Editorial Notes
When did Christianity become a career?
When I was in business school at the university, someone who wanted to get on the "fast track" in their career could apply for an "internship" at a big corporation. The corporations only wanted the best and brightest students for interns. The students who were awarded internships got the privilege of taking the summer, or a few months off from the regular school year, and working at a "real job" at a "real company". When graduation time came, they often had a "foot in the door" at the company where they completed their internship. Or, the student may find during the internship that they really don’t like a certain kind of work, and they can make a career change while still in school.

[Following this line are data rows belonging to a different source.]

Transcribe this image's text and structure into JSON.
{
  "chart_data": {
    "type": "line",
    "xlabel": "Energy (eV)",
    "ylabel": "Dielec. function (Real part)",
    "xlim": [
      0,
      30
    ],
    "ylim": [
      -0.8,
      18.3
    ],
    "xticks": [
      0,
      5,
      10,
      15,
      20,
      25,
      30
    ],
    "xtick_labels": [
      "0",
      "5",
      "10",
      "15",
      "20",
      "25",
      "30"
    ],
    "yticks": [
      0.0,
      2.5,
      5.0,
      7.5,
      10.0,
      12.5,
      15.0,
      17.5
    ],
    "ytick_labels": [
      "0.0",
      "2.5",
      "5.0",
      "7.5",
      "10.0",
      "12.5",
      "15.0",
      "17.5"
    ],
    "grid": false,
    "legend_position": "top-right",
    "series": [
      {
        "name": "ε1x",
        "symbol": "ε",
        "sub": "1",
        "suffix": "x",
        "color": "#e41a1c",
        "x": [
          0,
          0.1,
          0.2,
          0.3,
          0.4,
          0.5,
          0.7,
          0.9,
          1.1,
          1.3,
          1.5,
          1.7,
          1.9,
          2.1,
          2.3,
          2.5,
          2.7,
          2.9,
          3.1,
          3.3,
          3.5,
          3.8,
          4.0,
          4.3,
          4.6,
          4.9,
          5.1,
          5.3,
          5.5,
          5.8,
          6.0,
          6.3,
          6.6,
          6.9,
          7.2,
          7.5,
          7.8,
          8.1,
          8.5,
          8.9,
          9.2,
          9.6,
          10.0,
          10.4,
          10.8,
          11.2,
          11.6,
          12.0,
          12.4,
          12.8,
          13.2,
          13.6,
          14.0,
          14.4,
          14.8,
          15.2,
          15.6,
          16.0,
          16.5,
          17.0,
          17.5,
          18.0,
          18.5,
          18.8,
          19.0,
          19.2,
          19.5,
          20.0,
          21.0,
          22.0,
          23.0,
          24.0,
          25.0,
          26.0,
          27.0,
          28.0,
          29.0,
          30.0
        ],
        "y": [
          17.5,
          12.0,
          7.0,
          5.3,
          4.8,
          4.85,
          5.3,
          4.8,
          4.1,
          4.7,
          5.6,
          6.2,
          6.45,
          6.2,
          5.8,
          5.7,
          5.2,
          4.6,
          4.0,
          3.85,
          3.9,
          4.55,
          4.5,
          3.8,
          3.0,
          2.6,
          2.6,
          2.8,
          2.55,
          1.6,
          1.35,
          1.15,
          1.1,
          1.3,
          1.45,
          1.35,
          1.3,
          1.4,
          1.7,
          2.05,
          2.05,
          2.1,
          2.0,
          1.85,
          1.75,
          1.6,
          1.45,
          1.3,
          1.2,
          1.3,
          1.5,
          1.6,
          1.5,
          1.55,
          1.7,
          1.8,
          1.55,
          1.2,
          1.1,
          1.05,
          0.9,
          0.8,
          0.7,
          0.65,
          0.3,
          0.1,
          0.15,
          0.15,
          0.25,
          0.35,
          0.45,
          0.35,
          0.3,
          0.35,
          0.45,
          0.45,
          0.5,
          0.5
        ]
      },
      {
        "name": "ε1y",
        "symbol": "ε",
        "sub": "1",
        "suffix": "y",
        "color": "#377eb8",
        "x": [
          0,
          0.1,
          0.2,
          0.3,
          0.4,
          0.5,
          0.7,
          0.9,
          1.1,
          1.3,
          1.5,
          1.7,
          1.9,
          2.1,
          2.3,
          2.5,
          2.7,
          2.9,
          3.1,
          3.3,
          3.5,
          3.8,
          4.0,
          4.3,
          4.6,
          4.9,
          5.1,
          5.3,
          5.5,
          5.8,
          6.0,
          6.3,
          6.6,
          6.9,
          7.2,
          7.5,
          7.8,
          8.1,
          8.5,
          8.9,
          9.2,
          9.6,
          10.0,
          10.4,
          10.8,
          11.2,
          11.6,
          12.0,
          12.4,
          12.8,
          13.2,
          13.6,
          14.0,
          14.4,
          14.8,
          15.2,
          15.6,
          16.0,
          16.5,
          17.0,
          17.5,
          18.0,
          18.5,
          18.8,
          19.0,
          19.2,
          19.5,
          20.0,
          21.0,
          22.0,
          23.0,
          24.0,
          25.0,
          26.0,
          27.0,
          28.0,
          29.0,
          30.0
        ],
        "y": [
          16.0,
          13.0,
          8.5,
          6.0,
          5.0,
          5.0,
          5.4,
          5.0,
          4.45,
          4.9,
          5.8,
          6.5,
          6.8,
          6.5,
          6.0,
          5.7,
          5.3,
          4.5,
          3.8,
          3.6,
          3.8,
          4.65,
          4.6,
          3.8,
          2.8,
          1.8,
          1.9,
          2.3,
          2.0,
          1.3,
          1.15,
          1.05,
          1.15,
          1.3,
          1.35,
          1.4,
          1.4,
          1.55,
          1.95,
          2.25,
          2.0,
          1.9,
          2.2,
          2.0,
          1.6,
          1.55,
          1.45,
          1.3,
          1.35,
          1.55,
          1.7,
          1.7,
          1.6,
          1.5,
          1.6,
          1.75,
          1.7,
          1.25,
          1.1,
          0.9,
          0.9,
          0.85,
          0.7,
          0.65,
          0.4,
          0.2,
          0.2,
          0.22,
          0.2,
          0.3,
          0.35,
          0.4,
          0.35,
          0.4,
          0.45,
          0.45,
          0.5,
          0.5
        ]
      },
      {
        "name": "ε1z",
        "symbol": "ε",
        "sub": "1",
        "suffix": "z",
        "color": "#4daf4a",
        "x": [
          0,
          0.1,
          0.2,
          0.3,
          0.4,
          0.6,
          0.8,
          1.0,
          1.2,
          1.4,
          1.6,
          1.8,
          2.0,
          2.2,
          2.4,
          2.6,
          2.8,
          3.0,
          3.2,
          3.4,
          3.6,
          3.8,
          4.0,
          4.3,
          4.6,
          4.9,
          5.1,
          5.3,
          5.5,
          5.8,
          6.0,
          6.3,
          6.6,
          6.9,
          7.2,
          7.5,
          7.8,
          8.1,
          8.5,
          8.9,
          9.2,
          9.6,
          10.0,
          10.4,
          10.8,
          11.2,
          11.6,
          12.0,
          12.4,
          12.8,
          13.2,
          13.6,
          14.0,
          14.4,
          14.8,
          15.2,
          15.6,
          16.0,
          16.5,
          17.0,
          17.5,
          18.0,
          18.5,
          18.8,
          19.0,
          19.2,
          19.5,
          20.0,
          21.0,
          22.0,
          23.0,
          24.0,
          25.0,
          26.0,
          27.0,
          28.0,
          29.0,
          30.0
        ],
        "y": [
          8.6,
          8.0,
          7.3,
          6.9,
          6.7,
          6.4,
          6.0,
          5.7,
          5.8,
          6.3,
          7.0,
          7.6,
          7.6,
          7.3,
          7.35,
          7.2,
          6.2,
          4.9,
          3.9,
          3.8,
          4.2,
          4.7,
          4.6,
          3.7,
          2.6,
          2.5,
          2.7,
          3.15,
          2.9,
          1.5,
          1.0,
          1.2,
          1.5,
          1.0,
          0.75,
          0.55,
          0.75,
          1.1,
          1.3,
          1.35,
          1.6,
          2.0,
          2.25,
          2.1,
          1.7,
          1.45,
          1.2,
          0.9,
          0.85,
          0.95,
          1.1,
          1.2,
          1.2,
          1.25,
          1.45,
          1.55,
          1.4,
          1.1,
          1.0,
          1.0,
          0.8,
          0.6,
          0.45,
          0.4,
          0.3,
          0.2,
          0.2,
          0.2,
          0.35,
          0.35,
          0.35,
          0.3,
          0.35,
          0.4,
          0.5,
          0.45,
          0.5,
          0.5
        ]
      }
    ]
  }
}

The corporations benefited too. They got several months of work from the best and brightest young minds at the university without paying very much, and they got increased visibility at the university by offering the internships in the first place. When "recruiting season" (graduation time) came, they already had some very bright students out there who knew the "company way" and had proven they could succeed if offered a career. So, this system provides a benefit for both the student and the companies who hire young people right out of college.
During much of my time in business school, I went to a large church that was run by a team of professionals. There was one professional that all the others reported to. The head professional has a very general title. The "others" had titles that gave me an idea of the role they played in the leadership structure of the church.

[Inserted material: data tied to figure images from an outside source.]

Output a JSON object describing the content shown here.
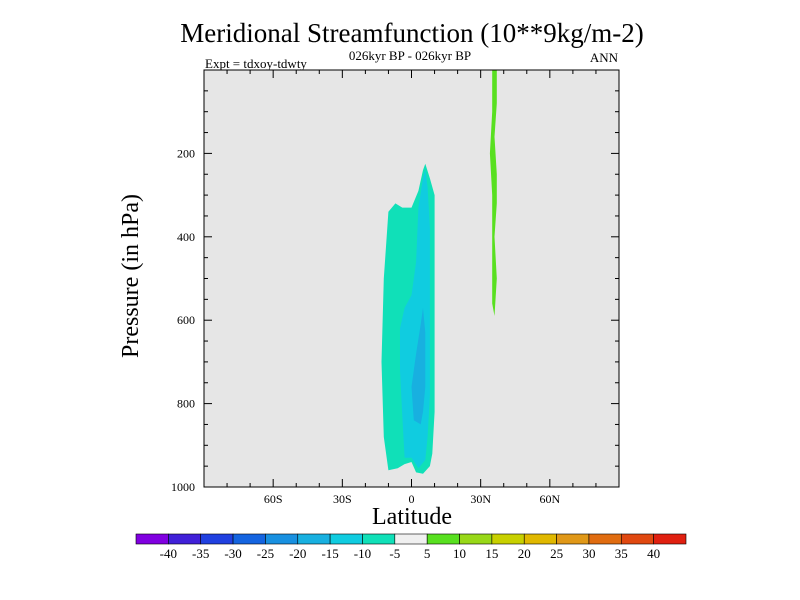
{
  "chart_data": {
    "type": "heatmap",
    "title": "Meridional Streamfunction (10**9kg/m-2)",
    "subtitle": "026kyr BP - 026kyr BP",
    "left_label": "Expt = tdxoy-tdwty",
    "right_label": "ANN",
    "xlabel": "Latitude",
    "ylabel": "Pressure (in hPa)",
    "xlim": [
      -90,
      90
    ],
    "ylim": [
      1000,
      0
    ],
    "y_reversed": true,
    "background_color": "#e6e6e6",
    "x_ticks": [
      {
        "value": -60,
        "label": "60S"
      },
      {
        "value": -30,
        "label": "30S"
      },
      {
        "value": 0,
        "label": "0"
      },
      {
        "value": 30,
        "label": "30N"
      },
      {
        "value": 60,
        "label": "60N"
      }
    ],
    "y_ticks": [
      {
        "value": 200,
        "label": "200"
      },
      {
        "value": 400,
        "label": "400"
      },
      {
        "value": 600,
        "label": "600"
      },
      {
        "value": 800,
        "label": "800"
      },
      {
        "value": 1000,
        "label": "1000"
      }
    ],
    "colorbar": {
      "levels": [
        -40,
        -35,
        -30,
        -25,
        -20,
        -15,
        -10,
        -5,
        5,
        10,
        15,
        20,
        25,
        30,
        35,
        40
      ],
      "labels": [
        "-40",
        "-35",
        "-30",
        "-25",
        "-20",
        "-15",
        "-10",
        "-5",
        "5",
        "10",
        "15",
        "20",
        "25",
        "30",
        "35",
        "40"
      ],
      "colors": [
        "#8000e0",
        "#4020d8",
        "#2040e0",
        "#1464e0",
        "#1890e0",
        "#18b0e0",
        "#10cce0",
        "#10e0b8",
        "#f0f0f0",
        "#58e020",
        "#98d818",
        "#c8d000",
        "#e0b800",
        "#e09818",
        "#e06c10",
        "#e04810",
        "#e02010"
      ]
    },
    "regions": [
      {
        "name": "negative-cell-outer",
        "range": "-10 to -5",
        "color": "#10e0b8",
        "outline": [
          [
            -10,
            960
          ],
          [
            -12,
            880
          ],
          [
            -13,
            700
          ],
          [
            -12,
            500
          ],
          [
            -10,
            340
          ],
          [
            -7,
            320
          ],
          [
            -4,
            330
          ],
          [
            0,
            330
          ],
          [
            3,
            290
          ],
          [
            5,
            240
          ],
          [
            6,
            225
          ],
          [
            8,
            260
          ],
          [
            10,
            300
          ],
          [
            10,
            500
          ],
          [
            10,
            700
          ],
          [
            10,
            820
          ],
          [
            9,
            920
          ],
          [
            8,
            950
          ],
          [
            5,
            968
          ],
          [
            2,
            965
          ],
          [
            0,
            940
          ],
          [
            -3,
            945
          ],
          [
            -6,
            955
          ]
        ]
      },
      {
        "name": "negative-cell-mid",
        "range": "-15 to -10",
        "color": "#10cce0",
        "outline": [
          [
            -3,
            930
          ],
          [
            -4,
            830
          ],
          [
            -5,
            720
          ],
          [
            -5,
            620
          ],
          [
            -3,
            570
          ],
          [
            0,
            540
          ],
          [
            2,
            460
          ],
          [
            3,
            330
          ],
          [
            5,
            260
          ],
          [
            6,
            240
          ],
          [
            7,
            280
          ],
          [
            8,
            380
          ],
          [
            8,
            600
          ],
          [
            8,
            780
          ],
          [
            7,
            880
          ],
          [
            6,
            935
          ],
          [
            3,
            955
          ],
          [
            0,
            930
          ]
        ]
      },
      {
        "name": "negative-cell-inner",
        "range": "-20 to -15",
        "color": "#18b0e0",
        "outline": [
          [
            1,
            840
          ],
          [
            0,
            760
          ],
          [
            2,
            680
          ],
          [
            4,
            610
          ],
          [
            5,
            570
          ],
          [
            6,
            630
          ],
          [
            6,
            760
          ],
          [
            5,
            820
          ],
          [
            4,
            850
          ]
        ]
      },
      {
        "name": "positive-strip",
        "range": "5 to 10",
        "color": "#58e020",
        "outline": [
          [
            35,
            0
          ],
          [
            37,
            0
          ],
          [
            37,
            80
          ],
          [
            36,
            160
          ],
          [
            37,
            250
          ],
          [
            37,
            320
          ],
          [
            36,
            400
          ],
          [
            37,
            500
          ],
          [
            36,
            590
          ],
          [
            35,
            560
          ],
          [
            35,
            450
          ],
          [
            35,
            300
          ],
          [
            34,
            200
          ],
          [
            35,
            100
          ]
        ]
      }
    ]
  }
}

This church also had an "intern" program. If you were one of the brightest and most spiritual young men, you could apply to become an "intern". (It seems that recently these kinds of programs are opening up for women too.) Being a "preacher intern" meant that you spent two years doing "church stuff", and then you could apply to other churches for a job as a full-time professional minister.
Now, I’m not saying that all school or church training programs that call themselves "internships" are necessarily wrong, there’s just something a little ironic about the way this system works, or at least the way I’ve seen it work.
First, there is the assumption that when you are in your early twenties, you must choose which "class" of Christians you want to belong to. You can apply to a program that will put you on a career track to be a full-time paid professional in the church system, or you can just get a job in the "world" like everyone else.
The irony is that if you opt to get a job in the "world", you also opt to be forever lead in church by people who never have lived in the world that you live in. The church "internship" program makes it possible for a young man to go from the unreal world of college, to the unreal world of "preacher internship", to the "set apart" world of "professional Christianity".
It occurred to me that this particular church system was raising an entire generation of leaders who will have never had to live in the "real world". This is the world where people: 1) get out of bed and sit in traffic so they can get to work at a certain time, 2) do something all day (or night) they might not enjoy doing, 3) with people who don’t believe the way they do (and may be really mean about it), and 4) get up the next day and do it again. The "spiritual elite", the ones who will be my spiritual leaders for all my time on earth, are the ones who are "set apart" from this banal, often vulgar, non-believing world from the "cradle to the grave".
Who provides the means for them live in this "set apart" world? I do, of course. In the system I remember, the first major hurdle an aspiring preacher intern had to jump was a financial one. Each intern-to-be had to raise enough "support" money directly from members of the church to live for two years. (While I was learning my profession working overtime in a pressure-cooker job, I got a phone call from a young man my same age asking me for money so he could spend all his time at the church building preparing for "the ministry"). Of course, after their internship they can get official "church jobs" with salaries and live off, you guessed it, members of the church.
It’s not that I think it’s wrong to financially support ministers. We know that Jesus worked as a carpenter until he began his ministry (Mark 6:3) , and during the time of his ministry he was supported by others, including women (Matthew 27:55). We know that the Apostle Paul was a tentmaker (Acts 18:3). It seems that at times he supported himself, and at other times his ministry was at times supported by others (2 Corinthians 11:9).
What I take exception to is a system where a young man purposely avoids acquiring any skills that are marketable in the secular world, joins a "church professional" training program, and then becomes a "professional Christian" without ever having to confront the faith-busting realities that all us non-professional Christians have to deal with in our day-to-day lives of working in the secular world. I have to pay to shelter the "elite" from the secular world, and then they are held up as my spiritual superiors whose job it is to tell me how to live in the secular world. What a strange system.
Just a thought, from Just One Sheep.